The main thesis behind the cards: Teaching financial literacy in the classroom is well and good, but the odds are high that information will go in one ear and out the other. If you’re talking real cards with real money, though, your kids will be much more apt to absorb how the financial system operates.

“These cards can be wonderful money-management tools,” says Laura Levine, president and CEO of the Washington, D.C.-based Jump$tart Coalition, a nonprofit that encourages youth financial literacy. “It gives kids some practice in making their own financial decisions. It’s their first taste of financial independence.”

In fact Levine’s 14-year-old son has such a card (she won’t say which one, for fear of playing favorites).
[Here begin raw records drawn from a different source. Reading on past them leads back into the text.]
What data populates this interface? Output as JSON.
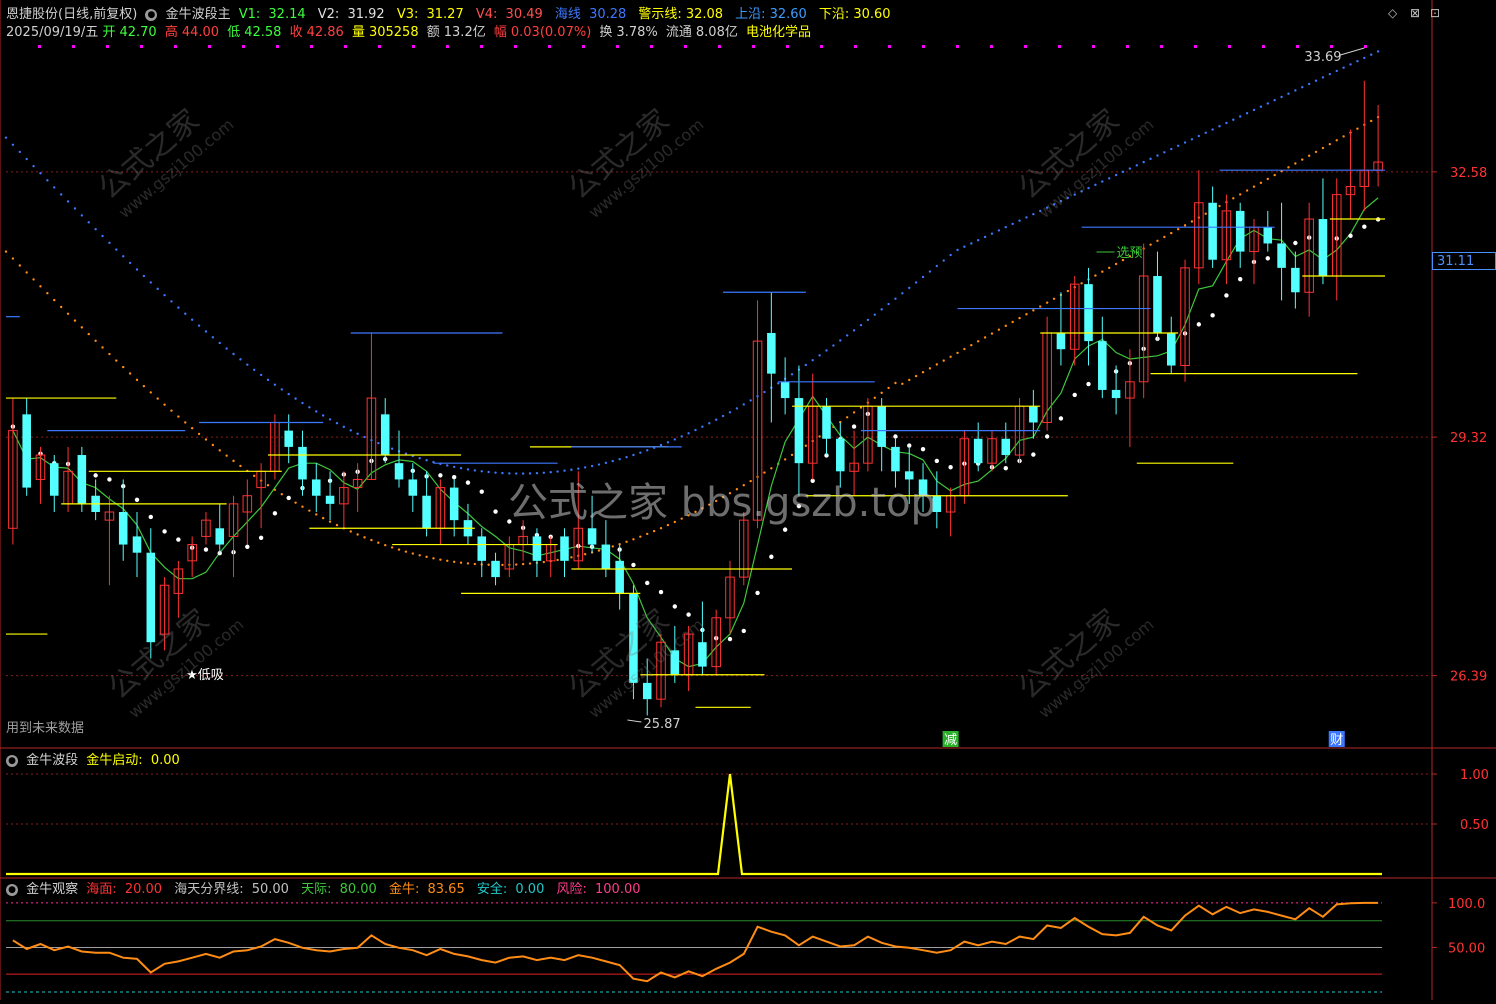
{
  "header": {
    "stock_name": "恩捷股份(日线,前复权)",
    "indicator_name": "金牛波段主",
    "v1_label": "V1:",
    "v1_value": "32.14",
    "v2_label": "V2:",
    "v2_value": "31.92",
    "v3_label": "V3:",
    "v3_value": "31.27",
    "v4_label": "V4:",
    "v4_value": "30.49",
    "haixian_label": "海线",
    "haixian_value": "30.28",
    "jingshi_label": "警示线:",
    "jingshi_value": "32.08",
    "shangyan_label": "上沿:",
    "shangyan_value": "32.60",
    "xiayan_label": "下沿:",
    "xiayan_value": "30.60",
    "date": "2025/09/19/五",
    "open_label": "开",
    "open_value": "42.70",
    "high_label": "高",
    "high_value": "44.00",
    "low_label": "低",
    "low_value": "42.58",
    "close_label": "收",
    "close_value": "42.86",
    "volume_label": "量",
    "volume_value": "305258",
    "amount_label": "额",
    "amount_value": "13.2亿",
    "change_label": "幅",
    "change_value": "0.03(0.07%)",
    "turnover_label": "换",
    "turnover_value": "3.78%",
    "float_label": "流通",
    "float_value": "8.08亿",
    "sector": "电池化学品"
  },
  "main_pane": {
    "future_data_note": "用到未来数据",
    "price_axis": [
      "32.58",
      "29.32",
      "26.39"
    ],
    "current_price_tag": "31.11",
    "high_annotation": "33.69",
    "low_annotation": "25.87",
    "buy_label": "★低吸",
    "select_label": "选预",
    "event_markers": [
      "减",
      "财"
    ],
    "watermark_center": "公式之家 bbs.gszb.top",
    "watermark_text": "公式之家",
    "watermark_url": "www.gszj100.com"
  },
  "pane2": {
    "title": "金牛波段",
    "series_label": "金牛启动:",
    "series_value": "0.00",
    "axis": [
      "1.00",
      "0.50"
    ]
  },
  "pane3": {
    "title": "金牛观察",
    "haimian_label": "海面:",
    "haimian_value": "20.00",
    "fenjie_label": "海天分界线:",
    "fenjie_value": "50.00",
    "tianji_label": "天际:",
    "tianji_value": "80.00",
    "jinniu_label": "金牛:",
    "jinniu_value": "83.65",
    "anquan_label": "安全:",
    "anquan_value": "0.00",
    "fengxian_label": "风险:",
    "fengxian_value": "100.00",
    "axis": [
      "100.0",
      "50.00"
    ]
  },
  "colors": {
    "up": "#ff3232",
    "down": "#54ffff",
    "ma": "#3cc83c",
    "yellow": "#ffff00",
    "blue": "#3c78ff",
    "orange": "#ff8c14",
    "magenta": "#ff00ff"
  },
  "chart_data": {
    "type": "candlestick",
    "price_range": [
      25.5,
      34.2
    ],
    "candles": [
      [
        28.2,
        29.8,
        28.0,
        29.4
      ],
      [
        29.6,
        29.8,
        28.6,
        28.7
      ],
      [
        28.8,
        29.2,
        28.5,
        29.1
      ],
      [
        29.0,
        29.1,
        28.4,
        28.6
      ],
      [
        28.5,
        29.2,
        28.4,
        28.9
      ],
      [
        29.1,
        29.2,
        28.4,
        28.5
      ],
      [
        28.6,
        28.8,
        28.3,
        28.4
      ],
      [
        28.3,
        28.6,
        27.5,
        28.4
      ],
      [
        28.4,
        28.8,
        27.8,
        28.0
      ],
      [
        28.1,
        28.4,
        27.6,
        27.9
      ],
      [
        27.9,
        28.2,
        26.6,
        26.8
      ],
      [
        26.9,
        27.6,
        26.7,
        27.5
      ],
      [
        27.4,
        27.8,
        27.1,
        27.7
      ],
      [
        27.8,
        28.1,
        27.6,
        28.0
      ],
      [
        28.1,
        28.4,
        28.0,
        28.3
      ],
      [
        28.2,
        28.5,
        27.9,
        28.0
      ],
      [
        28.1,
        28.6,
        27.6,
        28.5
      ],
      [
        28.4,
        28.8,
        28.0,
        28.6
      ],
      [
        28.7,
        29.0,
        28.2,
        28.9
      ],
      [
        28.9,
        29.6,
        28.8,
        29.5
      ],
      [
        29.4,
        29.6,
        29.0,
        29.2
      ],
      [
        29.2,
        29.4,
        28.6,
        28.8
      ],
      [
        28.8,
        29.0,
        28.4,
        28.6
      ],
      [
        28.6,
        28.9,
        28.3,
        28.5
      ],
      [
        28.5,
        28.9,
        28.2,
        28.7
      ],
      [
        28.7,
        29.0,
        28.4,
        28.8
      ],
      [
        28.8,
        30.6,
        28.8,
        29.8
      ],
      [
        29.6,
        29.8,
        29.0,
        29.1
      ],
      [
        29.0,
        29.4,
        28.7,
        28.8
      ],
      [
        28.8,
        29.0,
        28.4,
        28.6
      ],
      [
        28.6,
        28.9,
        28.1,
        28.2
      ],
      [
        28.2,
        28.8,
        28.0,
        28.7
      ],
      [
        28.7,
        28.8,
        28.1,
        28.3
      ],
      [
        28.3,
        28.5,
        28.0,
        28.1
      ],
      [
        28.1,
        28.2,
        27.6,
        27.8
      ],
      [
        27.8,
        27.9,
        27.5,
        27.6
      ],
      [
        27.7,
        28.1,
        27.6,
        28.0
      ],
      [
        28.0,
        28.3,
        27.8,
        28.1
      ],
      [
        28.1,
        28.2,
        27.6,
        27.8
      ],
      [
        27.8,
        28.1,
        27.6,
        28.0
      ],
      [
        28.1,
        28.2,
        27.6,
        27.8
      ],
      [
        27.8,
        28.9,
        27.7,
        28.2
      ],
      [
        28.2,
        28.6,
        27.9,
        28.0
      ],
      [
        28.0,
        28.3,
        27.6,
        27.7
      ],
      [
        27.8,
        28.0,
        27.2,
        27.4
      ],
      [
        27.4,
        27.5,
        26.1,
        26.3
      ],
      [
        26.3,
        26.6,
        25.9,
        26.1
      ],
      [
        26.1,
        26.9,
        26.0,
        26.8
      ],
      [
        26.7,
        27.0,
        26.3,
        26.4
      ],
      [
        26.4,
        27.0,
        26.2,
        26.9
      ],
      [
        26.8,
        27.3,
        26.4,
        26.5
      ],
      [
        26.5,
        27.2,
        26.4,
        27.1
      ],
      [
        27.1,
        27.8,
        26.9,
        27.6
      ],
      [
        27.6,
        28.4,
        27.5,
        28.3
      ],
      [
        28.3,
        31.0,
        28.2,
        30.5
      ],
      [
        30.6,
        31.1,
        29.5,
        30.1
      ],
      [
        30.0,
        30.3,
        29.6,
        29.8
      ],
      [
        29.8,
        30.2,
        28.6,
        29.0
      ],
      [
        29.0,
        30.1,
        28.8,
        29.7
      ],
      [
        29.7,
        29.8,
        29.1,
        29.3
      ],
      [
        29.3,
        29.5,
        28.7,
        28.9
      ],
      [
        28.9,
        29.4,
        28.6,
        29.0
      ],
      [
        29.0,
        29.8,
        28.9,
        29.7
      ],
      [
        29.7,
        29.8,
        28.9,
        29.2
      ],
      [
        29.2,
        29.3,
        28.7,
        28.9
      ],
      [
        28.9,
        29.2,
        28.5,
        28.8
      ],
      [
        28.8,
        29.0,
        28.4,
        28.6
      ],
      [
        28.6,
        28.9,
        28.2,
        28.4
      ],
      [
        28.4,
        28.7,
        28.1,
        28.6
      ],
      [
        28.6,
        29.4,
        28.5,
        29.3
      ],
      [
        29.3,
        29.5,
        28.9,
        29.0
      ],
      [
        29.0,
        29.4,
        28.9,
        29.3
      ],
      [
        29.3,
        29.5,
        29.0,
        29.1
      ],
      [
        29.1,
        29.8,
        29.0,
        29.7
      ],
      [
        29.7,
        29.9,
        29.3,
        29.5
      ],
      [
        29.5,
        30.8,
        29.4,
        30.6
      ],
      [
        30.6,
        31.1,
        30.2,
        30.4
      ],
      [
        30.4,
        31.3,
        30.2,
        31.2
      ],
      [
        31.2,
        31.4,
        30.2,
        30.5
      ],
      [
        30.5,
        30.8,
        29.8,
        29.9
      ],
      [
        29.9,
        30.2,
        29.6,
        29.8
      ],
      [
        29.8,
        30.4,
        29.2,
        30.0
      ],
      [
        30.0,
        31.7,
        29.8,
        31.3
      ],
      [
        31.3,
        31.6,
        30.5,
        30.6
      ],
      [
        30.6,
        30.8,
        30.1,
        30.2
      ],
      [
        30.2,
        31.5,
        30.0,
        31.4
      ],
      [
        31.4,
        32.6,
        31.2,
        32.2
      ],
      [
        32.2,
        32.4,
        31.4,
        31.5
      ],
      [
        31.5,
        32.3,
        31.2,
        32.1
      ],
      [
        32.1,
        32.2,
        31.4,
        31.6
      ],
      [
        31.6,
        32.0,
        31.2,
        31.9
      ],
      [
        31.9,
        32.1,
        31.6,
        31.7
      ],
      [
        31.7,
        32.2,
        31.0,
        31.4
      ],
      [
        31.4,
        31.6,
        30.9,
        31.1
      ],
      [
        31.1,
        32.2,
        30.8,
        32.0
      ],
      [
        32.0,
        32.5,
        31.2,
        31.3
      ],
      [
        31.3,
        32.5,
        31.0,
        32.3
      ],
      [
        32.3,
        33.1,
        32.0,
        32.4
      ],
      [
        32.4,
        33.7,
        32.1,
        32.6
      ],
      [
        32.6,
        33.4,
        32.4,
        32.7
      ]
    ]
  }
}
When he recently went on a school trip out of the country, she was able to load it with some cash in case he ran into any emergencies.

Look at society’s chilling debt numbers, and it is definitely a good idea to give kids some financial training wheels before they are thrown into the real world. Total student debt now stands at over $1.5 trillion, according to the Federal Reserve, while total credit-card debt has surpassed $1 trillion. Towering debt like that can easily swamp young adults before they even get started in life.

One caveat, says Levine: Parents should understand that these are debit-oriented cards, which aren’t themselves building a credit history. To achieve that you will have to go more traditional routes, like adding them to family credit cards, or taking out their own card with reasonable limits once they reach their college years.

And don’t imagine that having such a card eliminates the need for having financial conversations with your kids. Instead, they should work together: The spending and saving decisions tweens face with the card, should be used as jumping-off points for teachable moments.

For instance, Levine’s son once had a charge on the card that they didn’t recognize. “We sat down and talked about whether he had shared the number,” says Levine, who eventually got a replacement card sent out. “The card is an opportunity to have those kinds of conversations. Now I feel more confident that as an adult, he will know what to do.”